Les "principes de Paris" sont la base de tous les travaux ultérieurs
rendus encore plus nécessaires par les progrès des méthodes informatisées
de catalogage.
Ces méthodes furent introduites essentiellement par la bibliothèque
du Congrès des États-Unis avec le projet MARC (Machine Readable
Cataloguing, catalogage lisible par machine).
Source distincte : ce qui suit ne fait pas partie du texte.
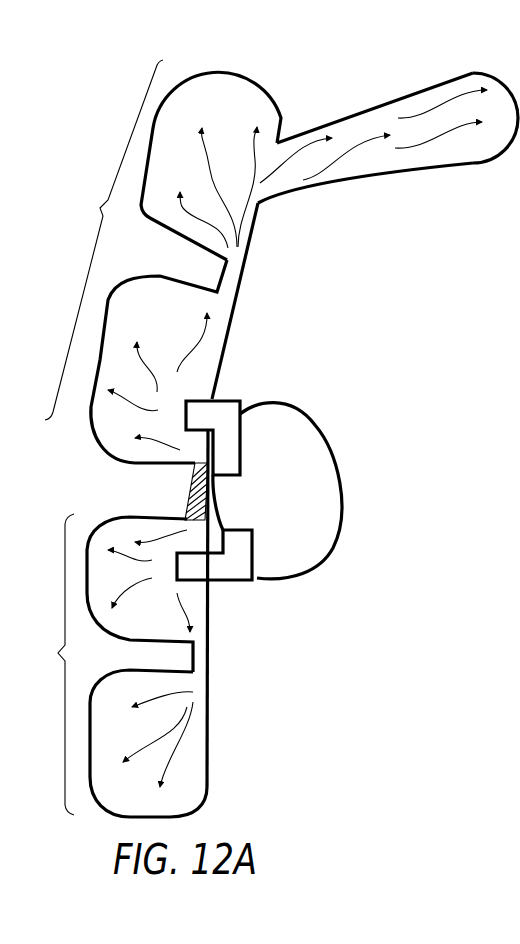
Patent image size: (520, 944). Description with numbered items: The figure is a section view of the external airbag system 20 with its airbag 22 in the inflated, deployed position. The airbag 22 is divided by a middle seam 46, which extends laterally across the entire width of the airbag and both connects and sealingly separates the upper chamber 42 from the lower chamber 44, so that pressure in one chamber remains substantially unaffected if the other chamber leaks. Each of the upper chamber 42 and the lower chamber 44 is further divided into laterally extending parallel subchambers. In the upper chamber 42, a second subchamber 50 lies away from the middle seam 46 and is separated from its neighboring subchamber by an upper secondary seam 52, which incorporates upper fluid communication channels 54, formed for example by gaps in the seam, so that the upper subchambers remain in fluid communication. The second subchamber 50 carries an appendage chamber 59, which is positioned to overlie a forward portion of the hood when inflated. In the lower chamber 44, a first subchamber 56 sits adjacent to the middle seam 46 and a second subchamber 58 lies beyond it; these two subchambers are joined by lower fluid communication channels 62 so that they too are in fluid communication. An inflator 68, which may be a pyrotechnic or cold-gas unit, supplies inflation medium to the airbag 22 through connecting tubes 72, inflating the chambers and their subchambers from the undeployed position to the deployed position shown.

The external airbag system 20 is at (360, 73).
The airbag 22 is at (292, 189).
The upper chamber 42 is at (104, 240).
The lower chamber 44 is at (275, 664).
The middle seam 46 is at (190, 483).
The second subchamber of the upper chamber 50 is at (221, 72).
The upper secondary seam 52 is at (158, 275).
The upper fluid communication channels 54 is at (238, 288).
The first subchamber of the lower chamber 56 is at (136, 643).
The second subchamber of the lower chamber 58 is at (210, 786).
The appendage chamber 59 is at (469, 72).
The lower fluid communication channels 62 is at (212, 662).
The inflator 68 is at (336, 441).
The connecting tubes 72 is at (229, 400).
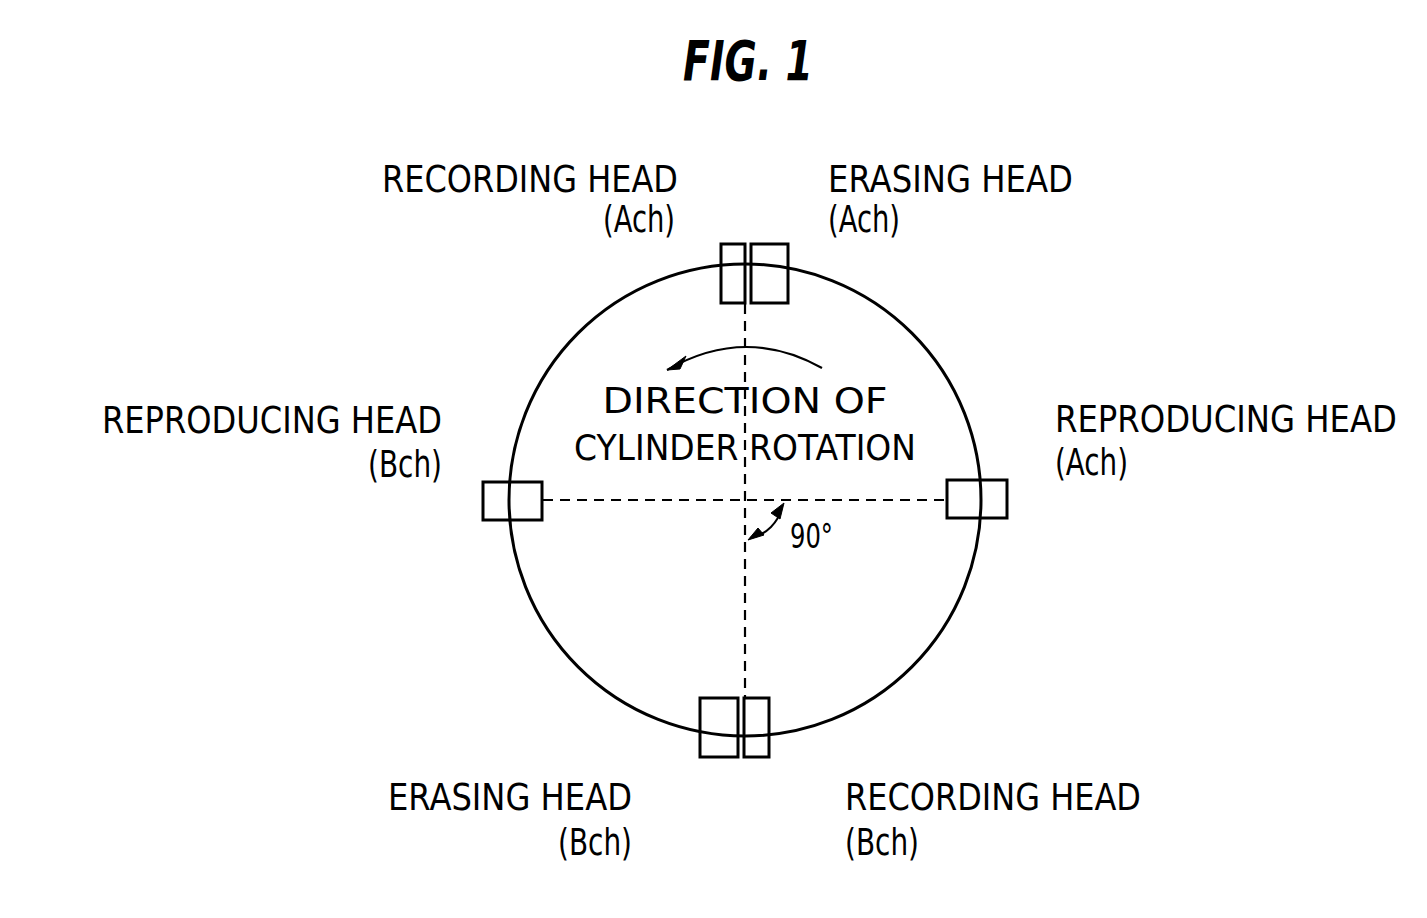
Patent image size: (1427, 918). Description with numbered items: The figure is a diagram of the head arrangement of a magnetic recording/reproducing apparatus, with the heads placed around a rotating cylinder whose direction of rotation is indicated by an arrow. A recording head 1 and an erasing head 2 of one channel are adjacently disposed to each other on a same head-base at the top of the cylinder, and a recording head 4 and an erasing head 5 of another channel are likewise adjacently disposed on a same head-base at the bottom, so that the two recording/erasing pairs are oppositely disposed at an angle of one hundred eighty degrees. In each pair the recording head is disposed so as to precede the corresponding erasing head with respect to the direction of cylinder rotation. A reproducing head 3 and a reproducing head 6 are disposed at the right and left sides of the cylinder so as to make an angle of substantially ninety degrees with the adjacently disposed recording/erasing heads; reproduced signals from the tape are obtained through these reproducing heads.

The recording head 1 is at (733, 243).
The erasing head 2 is at (770, 243).
The reproducing head 3 is at (993, 480).
The recording head 4 is at (757, 758).
The erasing head 5 is at (718, 758).
The reproducing head 6 is at (495, 481).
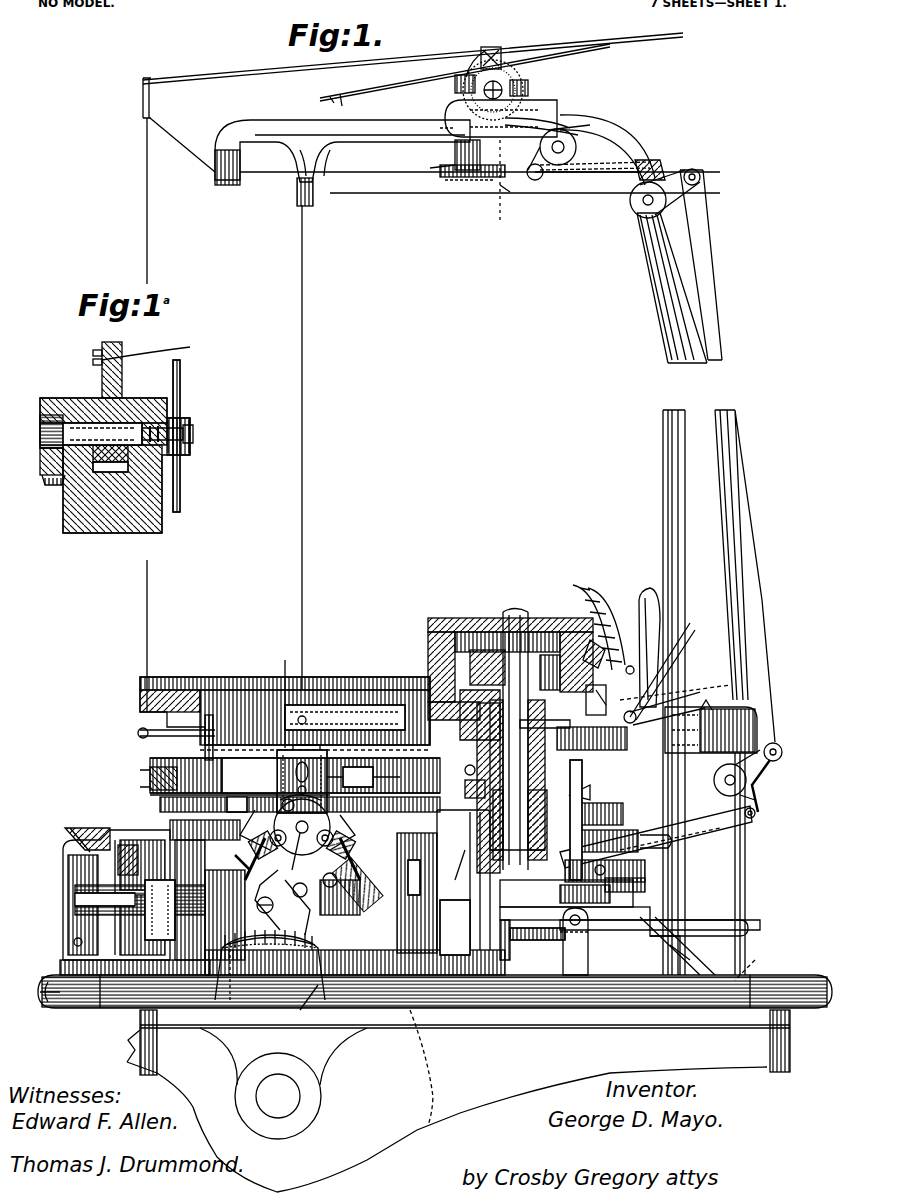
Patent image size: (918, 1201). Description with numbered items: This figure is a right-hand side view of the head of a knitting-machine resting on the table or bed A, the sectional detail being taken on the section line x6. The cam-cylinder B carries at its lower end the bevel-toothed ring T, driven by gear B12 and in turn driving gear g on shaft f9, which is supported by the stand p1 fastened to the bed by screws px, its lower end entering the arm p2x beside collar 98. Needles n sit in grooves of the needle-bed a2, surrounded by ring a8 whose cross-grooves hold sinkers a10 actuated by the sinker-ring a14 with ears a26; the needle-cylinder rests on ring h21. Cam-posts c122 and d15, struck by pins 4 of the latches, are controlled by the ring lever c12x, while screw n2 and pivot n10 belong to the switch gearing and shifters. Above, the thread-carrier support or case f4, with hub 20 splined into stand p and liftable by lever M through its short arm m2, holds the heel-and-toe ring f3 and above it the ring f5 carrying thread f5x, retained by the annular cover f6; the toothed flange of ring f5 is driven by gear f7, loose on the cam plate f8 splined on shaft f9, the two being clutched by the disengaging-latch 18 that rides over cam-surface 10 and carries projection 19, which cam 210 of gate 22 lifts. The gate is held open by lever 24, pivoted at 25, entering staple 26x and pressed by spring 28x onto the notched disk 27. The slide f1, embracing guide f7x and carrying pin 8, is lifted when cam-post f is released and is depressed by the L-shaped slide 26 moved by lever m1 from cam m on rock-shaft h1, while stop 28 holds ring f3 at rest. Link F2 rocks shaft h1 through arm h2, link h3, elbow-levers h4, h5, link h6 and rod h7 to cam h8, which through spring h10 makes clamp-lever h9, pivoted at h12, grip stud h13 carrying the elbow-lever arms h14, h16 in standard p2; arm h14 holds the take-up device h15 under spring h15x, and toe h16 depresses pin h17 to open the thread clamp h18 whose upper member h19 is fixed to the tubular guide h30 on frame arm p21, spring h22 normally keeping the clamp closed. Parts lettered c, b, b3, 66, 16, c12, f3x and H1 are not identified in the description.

In FIG. 1, the take-up device h15 is at (215, 64).
In FIG. 1A, the take-up device h15 is at (158, 394).
In FIG. 1, the spring h15x is at (326, 102).
In FIG. 1A, the spring h15x is at (180, 387).
In FIG. 1, the stationary frame arm p21 is at (248, 118).
In FIG. 1, the arm of elbow-lever h14 is at (495, 45).
In FIG. 1A, the arm of elbow-lever h14 is at (122, 352).
In FIG. 1, the toe arm of elbow-lever h16 is at (460, 75).
In FIG. 1, the short stud h13 is at (505, 96).
In FIG. 1A, the short stud h13 is at (60, 432).
In FIG. 1, the pivot of clamp-lever h12 is at (447, 104).
In FIG. 1, the clamp-lever h9 is at (545, 118).
In FIG. 1A, the clamp-lever h9 is at (43, 468).
In FIG. 1, the spring h10 is at (570, 150).
In FIG. 1A, the spring h10 is at (50, 488).
In FIG. 1, the cam h8 is at (605, 140).
In FIG. 1, the pin h17 is at (440, 128).
In FIG. 1, the upper clamp member h19 is at (430, 168).
In FIG. 1, the tubular guide h30 is at (483, 150).
In FIG. 1, the thread clamp or tension device h18 is at (445, 182).
In FIG. 1, the spiral spring h22 is at (477, 202).
In FIG. 1, the section line x6 is at (502, 194).
In FIG. 1, the short rod h7 is at (582, 175).
In FIG. 1, the elbow-lever h5 is at (648, 208).
In FIG. 1, the link h6 is at (762, 575).
In FIG. 1, the standard p2 is at (665, 470).
In FIG. 1, the cam-post f is at (390, 1040).
In FIG. 1, the hand-operated lever M is at (640, 595).
In FIG. 1, the thread for circular knitting f5x is at (305, 446).
In FIG. 1, the thread-carrier support or case f4 is at (375, 690).
In FIG. 1, the annular cover f6 is at (165, 677).
In FIG. 1, the thread carrier or ring f5 is at (205, 680).
In FIG. 1, the guide f7x is at (281, 693).
In FIG. 1, the gear f7 is at (430, 680).
In FIG. 1, the projection of disengaging-latch 19 is at (428, 662).
In FIG. 1, the pin f3x is at (205, 735).
In FIG. 1, the thread carrier or ring f3 is at (315, 750).
In FIG. 1, the needles n is at (327, 752).
In FIG. 1, the jacks or sinkers a10 is at (200, 735).
In FIG. 1, the slide f1 is at (285, 775).
In FIG. 1, the actuating-ears a26 is at (150, 776).
In FIG. 1, the sinker-ring a14 is at (150, 795).
In FIG. 1, the ring a8 is at (195, 800).
In FIG. 1, the needle-bed a2 is at (190, 825).
In FIG. 1, the wheel c is at (262, 825).
In FIG. 1, the projecting pins of depressor-latches 4 is at (241, 855).
In FIG. 1, the pin of slide 8 is at (295, 805).
In FIG. 1, the screw b3 is at (254, 901).
In FIG. 1, the screws 66 is at (315, 891).
In FIG. 1, the arm b is at (313, 896).
In FIG. 1, the cam-post d15 is at (81, 829).
In FIG. 1, the screw n2 is at (120, 862).
In FIG. 1, the pivot of switch-shifters n10 is at (75, 893).
In FIG. 1, the bevel-toothed ring T is at (270, 965).
In FIG. 1, the toothed gear B12 is at (435, 1128).
In FIG. 1, the table or bed A is at (785, 978).
In FIG. 1, the bracket H1 is at (458, 1101).
In FIG. 1, the cam-post c122 is at (305, 1010).
In FIG. 1, the cam plate f8 is at (495, 618).
In FIG. 1, the shaft f9 is at (527, 618).
In FIG. 1, the disengaging-latch 18 is at (545, 650).
In FIG. 1, the cam-surface 10 is at (580, 588).
In FIG. 1, the gate 22 is at (610, 642).
In FIG. 1, the cam 210 is at (603, 685).
In FIG. 1, the block 16 is at (596, 690).
In FIG. 1, the staple 26x is at (668, 668).
In FIG. 1, the spring 28x is at (640, 690).
In FIG. 1, the stop 28 is at (465, 745).
In FIG. 1, the lever 24 is at (660, 698).
In FIG. 1, the pivot of lever 25 is at (670, 710).
In FIG. 1, the disk 27 is at (470, 785).
In FIG. 1, the L-shaped slide 26 is at (462, 767).
In FIG. 1, the stand p1 is at (745, 725).
In FIG. 1, the elbow-lever h4 is at (760, 772).
In FIG. 1, the link h3 is at (720, 825).
In FIG. 1, the vertical rock-shaft h1 is at (600, 785).
In FIG. 1, the cam m is at (590, 800).
In FIG. 1, the lever m1 is at (595, 835).
In FIG. 1, the stand p is at (568, 820).
In FIG. 1, the arm h2 is at (630, 870).
In FIG. 1, the short arm of lever m2 is at (628, 875).
In FIG. 1, the hub 20 is at (480, 812).
In FIG. 1, the cam-cylinder B is at (425, 865).
In FIG. 1, the collar 98 is at (563, 848).
In FIG. 1, the link F2 is at (580, 915).
In FIG. 1, the arm p2x is at (640, 918).
In FIG. 1, the gear g is at (562, 930).
In FIG. 1, the link c12 is at (670, 945).
In FIG. 1, the lever c12x is at (675, 925).
In FIG. 1, the screws px is at (750, 958).
In FIG. 1A, the ring h21 is at (150, 525).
Un projet pilote appelé
MARC I fut lancé en 1966, et l'expérience acquise dans plusieurs
bibliothèques et par la British National Bibliography (Bibliographie
nationale britannique) permit de concevoir un format normalisé international,
appelé MARC II, qui permet l'échange international de données de
catalogage. Bien que l'accord ne soit pas unanime, les bandes MARC
britanniques et américaines sont maintenant disponibles par souscription,
et dans le monde entier beaucoup de bibliothèques y conforment leur
pratique. Encouragée par l'U.N.E.S.C.O., l'I.F.L.A. possède en outre
deux programmes d'échanges de données: l'UBC (contrôle bibliographique
universel) et l'UAP (accès universel aux publications). Les pays
qui participent à ces programmes s'engagent à enregistrer sous forme
informatisée toutes leurs publications et à les rendre disponibles
grâce à un réseau de fichiers compatibles. Cela est plus facile
à réaliser depuis qu'ont été introduites la numérotation ISBN (numéro
international normalisé du livre) et la numérotation ISSN (numéro
international normalisé de publication en série). Chaque pays possède
un bureau national de numérotation ISBN qui attribue à chaque éditeur
un certain groupe de chiffres; l'éditeur attribue à chaque livre
un numéro unique qui est imprimé comme partie intégrante des données
d'édition, ce qui facilite la commande des livres neufs et économise
de la place dans les fichiers informatisés.